Infantino propõe Mundial Sub‑15 com 211 federações para 2026
A FIFA quer reunir mais de 4 mil jovens em um torneio inédita, mas o plano chega em meio a forte resistência política.

Em vídeo divulgado no domingo, 24 de agosto de 2026, Gianni Infantino anunciou que a FIFA estudará a realização ainda este ano de um Mundial Sub‑15 aberto a todas as 211 federações-membro. O anúncio, feito em Zurique, não trouxe detalhes sobre sede, calendário ou formato, mas já indicou que o torneio poderia reunir mais de quatro mil jovens atletas. A proposta surge como tentativa de criar um evento de escala global que, segundo o presidente, serviria de celebração do futebol e fonte de novas receitas para a entidade.
A iniciativa representa uma ruptura em relação aos tradicionais torneios de base, como as Copas do Mundo Sub‑17 e Sub‑20, que contam com até 24 equipes e já são palco de olhares de olheiros e patrocinadores. Até o momento, a FIFA nunca organizou uma competição juvenil com participação universal; o maior número de seleções em um torneio oficial foi nas categorias femininas, com 32 equipes. A proposta de Infantino, portanto, amplia drasticamente a logística, exigindo um modelo de grupos, fases eliminatórias e deslocamento que ainda não foi esboçado.
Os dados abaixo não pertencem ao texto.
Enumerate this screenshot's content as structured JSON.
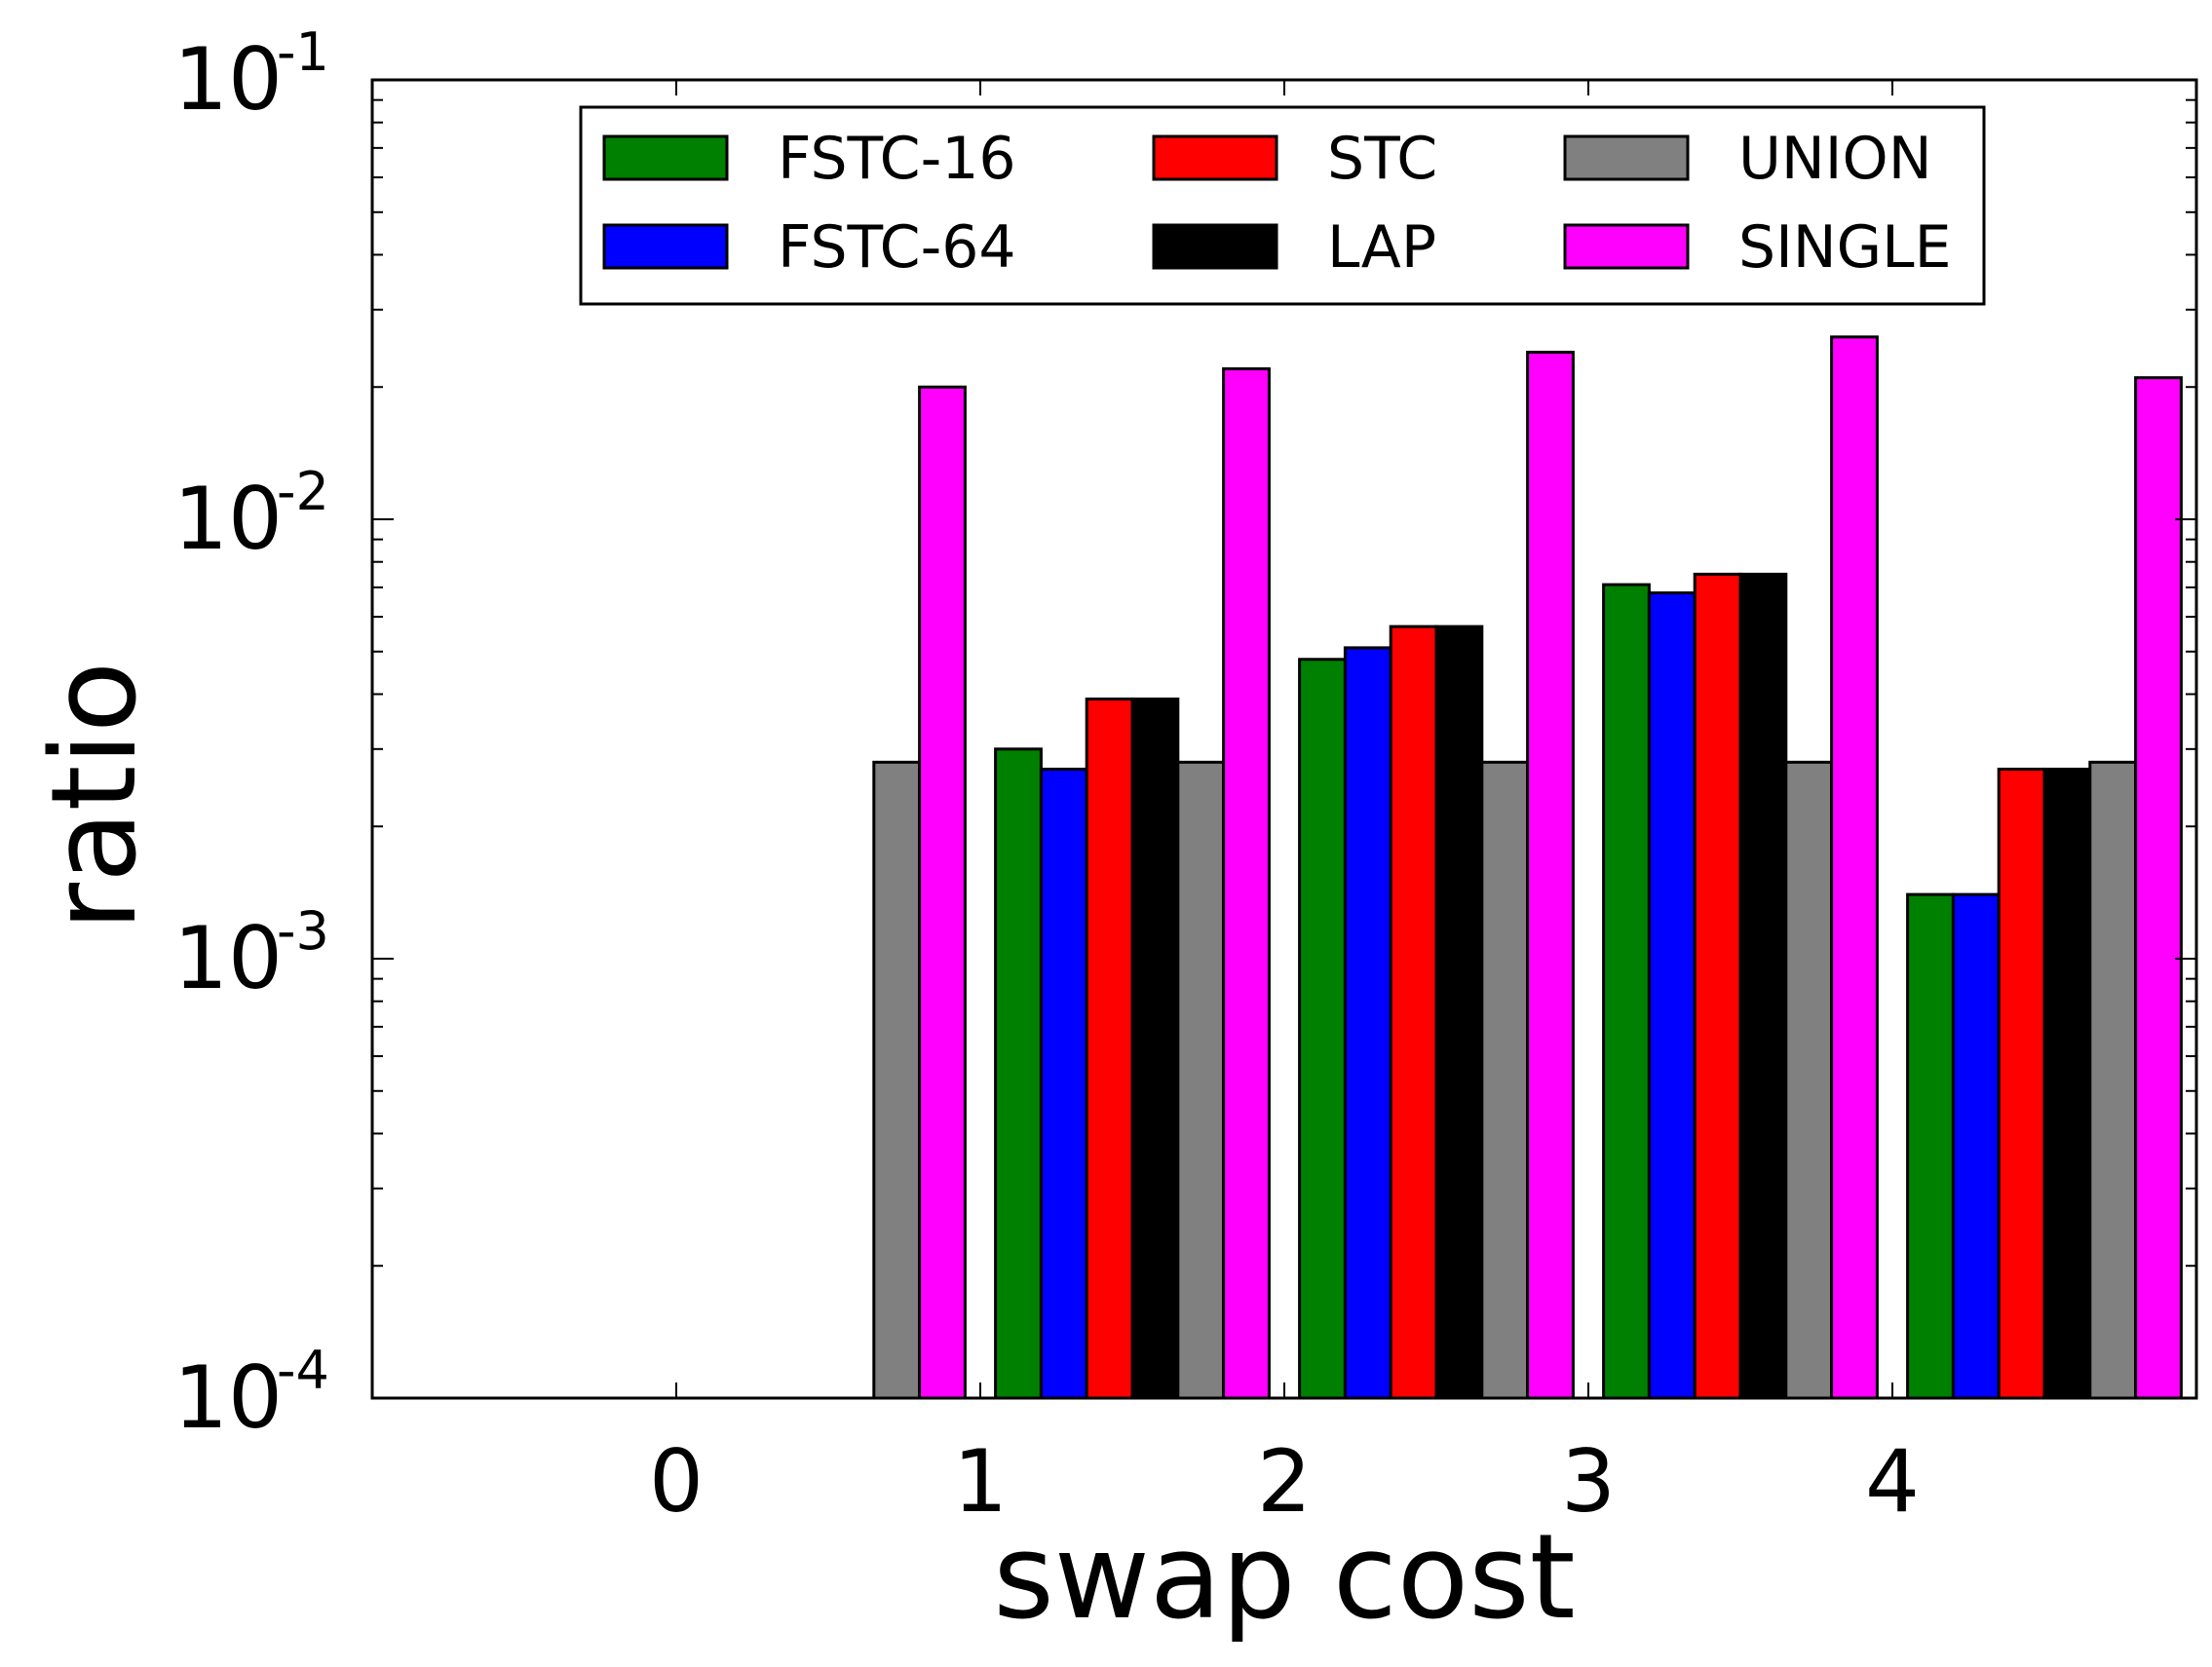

O plano foi apresentado em meio a um clima de intensa pressão política sobre Infantino. Desde que propôs a criação de uma empresa privada para gerir direitos comerciais da FIFA – ideia que provocou forte oposição da UEFA e de outras confederações – o presidente tem enfrentado pedidos de revisão de sua liderança. Enquanto a UEFA declarou ter perdido a confiança no dirigente, a CONMEBOL manteve apoio público, ressaltando a necessidade de investimentos no desenvolvimento do futebol global.
Infantino vinculou o projeto à necessidade de ampliar as receitas da FIFA, apontando patrocinadores, emissoras e outras fontes como potenciais financiadoras. A lógica seria transformar o torneio em um espetáculo comercial, similar ao que ocorre nas categorias de base, mas em escala muito maior. Se bem-sucedido, o evento poderia gerar recursos adicionais para programas de formação, infraestrutura e apoio a federações menos desenvolvidas, algo que tem sido um ponto fraco nas políticas de desenvolvimento da entidade.
Entretanto, a viabilidade logística levanta dúvidas. Organizar partidas para mais de 4 mil atletas exigiria múltiplas cidades-sede, estádios de diferentes categorias e um calendário que não conflite com as competições de clubes e seleções seniores. Além disso, os custos de viagem e estadia para federações de menor poder econômico podem gerar desigualdades, reforçando críticas de que a FIFA estaria priorizando receita sobre desenvolvimento genuíno.
Do ponto de vista tático e de carreira, a competição poderia acelerar a exposição de talentos jovens, oferecendo um palco global antes mesmo das categorias Sub‑17. Scouts de clubes europeus já monitoram os torneios de base; um Mundial Sub‑15 com cobertura mundial poderia intensificar esse processo, influenciando decisões de contratações e academias. Contudo, a pressão precoce sobre adolescentes também pode trazer riscos psicológicos, tema já debatido em debates sobre a profissionalização precoce no futebol.
Nos próximos dias, a FIFA deverá abrir consultas formais com as confederações e federações para definir formato, sede e cronograma. Observadores do mercado esportivo esperam que a entidade apresente um plano detalhado antes da próxima reunião do Conselho da FIFA, prevista para novembro de 2026. O desenrolar do projeto será decisivo para medir se a iniciativa se consolidará como um novo pilar de desenvolvimento ou se permanecerá como promessa política em meio a controvérsias.